Karting in the 1960s
The concept caught on quickly, with tracks springing up in many US towns and cities. The quality of the facilities varied from place to place, as it was mainly a recreational sport at this time.
The popularity of karting took a bit of a nosedive in America towards the late 1960s. Although it had its followers, with no regulatory body in charge, the karts’ designs were changing rapidly. Enthusiasts were buying parts, only to find these were quickly sidelined for newer ones. There was little money in the sport and a number of tracks closed down. It became known as a more select sport, only for people who had enough money to keep up with the trends.
Go Karting in the 1970s
At this time, the European karts were becoming more popular than their American predecessors. In the early 1970s, America’s leading engine manufacturer, McCulloch, was bought by Black and Decker, who had little interest in kart engines. The European manufacturers, however, went from strength to strength.
It was during the ’70s that today’s modern go kart design was launched, with the engine at the side, instead of at the back of the kart. This meant there was more legroom for drivers and it was a more air-conditioned drive. At this time, Yamaha kart engines were among the most popular, although Briggs and Stratton became a leading engine manufacturer in the USA, with the sport gaining popularity again.
Regulatory Bodies Created
In the 1980s, several regulatory bodies were created to progress go karting as a recognised sport, rather than merely a hobby. The World Karting Association and the International Karting Federation were launched in Mississippi. These saw go karting officially recognised as a competitive sport for the first time.
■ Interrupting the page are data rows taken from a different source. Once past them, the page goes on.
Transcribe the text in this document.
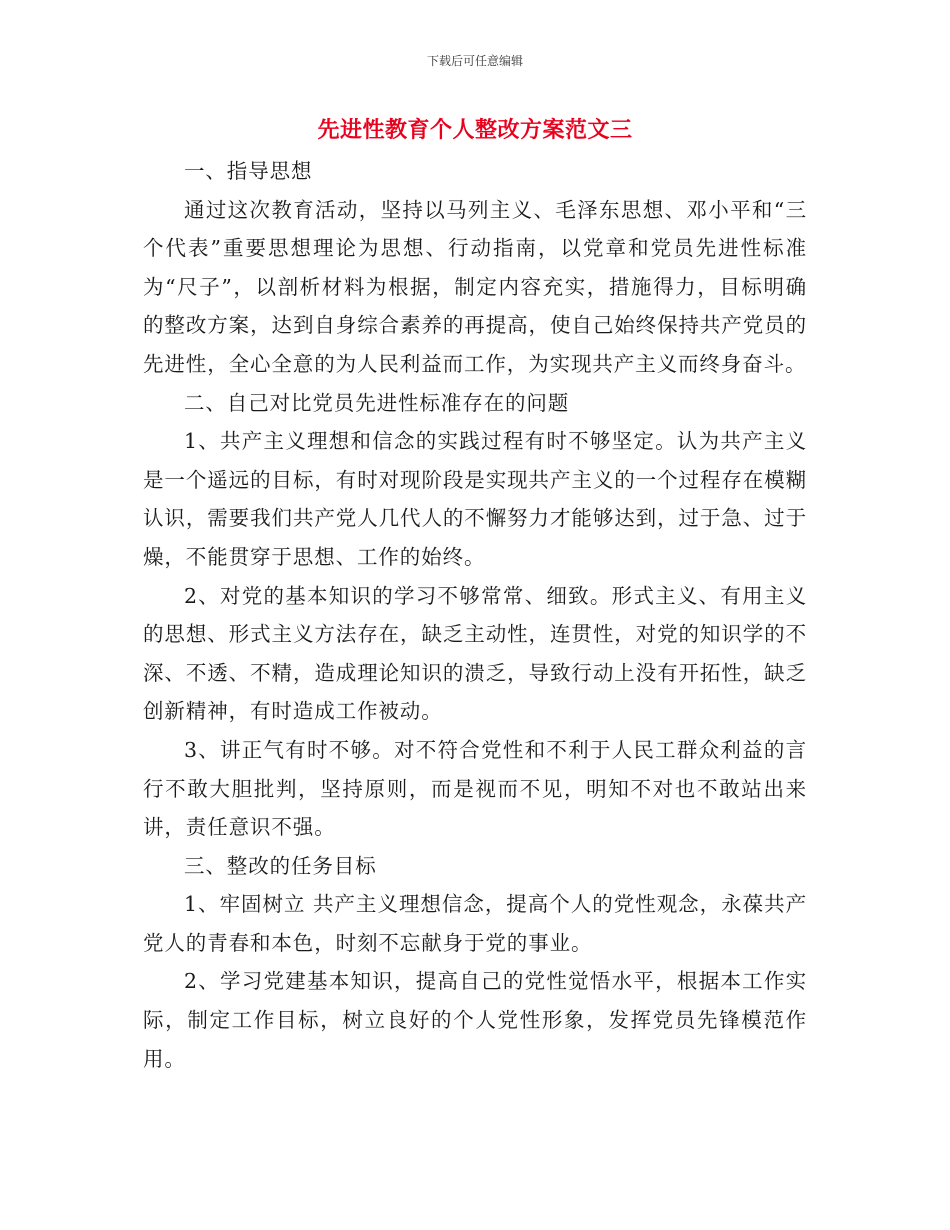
下载后可任意编辑
先进性教育个人整改方案范文三

一、指导思想

通过这次教育活动，坚持以马列主义、毛泽东思想、邓小平和“三个代表”重要思想理论为思想、行动指南，以党章和党员先进性标准为“尺子”，以剖析材料为根据，制定内容充实，措施得力，目标明确的整改方案，达到自身综合素养的再提高，使自己始终保持共产党员的先进性，全心全意的为人民利益而工作，为实现共产主义而终身奋斗。

二、自己对比党员先进性标准存在的问题

1、共产主义理想和信念的实践过程有时不够坚定。认为共产主义是一个遥远的目标，有时对现阶段是实现共产主义的一个过程存在模糊认识，需要我们共产党人几代人的不懈努力才能够达到，过于急、过于燥，不能贯穿于思想、工作的始终。

2、对党的基本知识的学习不够常常、细致。形式主义、有用主义的思想、形式主义方法存在，缺乏主动性，连贯性，对党的知识学的不深、不透、不精，造成理论知识的溃乏，导致行动上没有开拓性，缺乏创新精神，有时造成工作被动。

3、讲正气有时不够。对不符合党性和不利于人民工群众利益的言行不敢大胆批判，坚持原则，而是视而不见，明知不对也不敢站出来讲，责任意识不强。

三、整改的任务目标

1、牢固树立 共产主义理想信念，提高个人的党性观念，永葆共产党人的青春和本色，时刻不忘献身于党的事业。

2、学习党建基本知识，提高自己的党性觉悟水平，根据本工作实际，制定工作目标，树立良好的个人党性形象，发挥党员先锋模范作用。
The oval racing circuit became standard, with racing taking place on asphalt tracks which ranged from one-tenth of a mile to one-third of a mile long. Sprint racing and street racing also gained popularity.
Modern Go Karting
In the 1990s, go karting established its place as the first rung on the ladder for aspiring professional racing drivers. Many of the world’s top F1 drivers, including Kimi Raikkonen, seven times F1 world champion Michael Schumacher and Max Verstappen, the youngest ever F1 driver, started out in karting.
Future of Karting
Karting governing body the CIK-FIA, recognising the rising costs of the sport, is attempting to clamp down, having recently reduced its World KF Championship events from five to four days, decreased the number of tyres that can be used over the weekend and cut entry fees. The measures have been taken to dispel the rising view that go karting is becoming a playground for the rich, rather than for talented drivers.
The body’s president, Sheikh Abdulla bin Isa Al Khalifa, says he aims to simplify karts and make the sport cheaper for the drivers, to make it within reach of more people. In an interview with Karting Magazine, he said in previous years, the CIK-FIA had strayed from this approach, so his goal was to bring it back.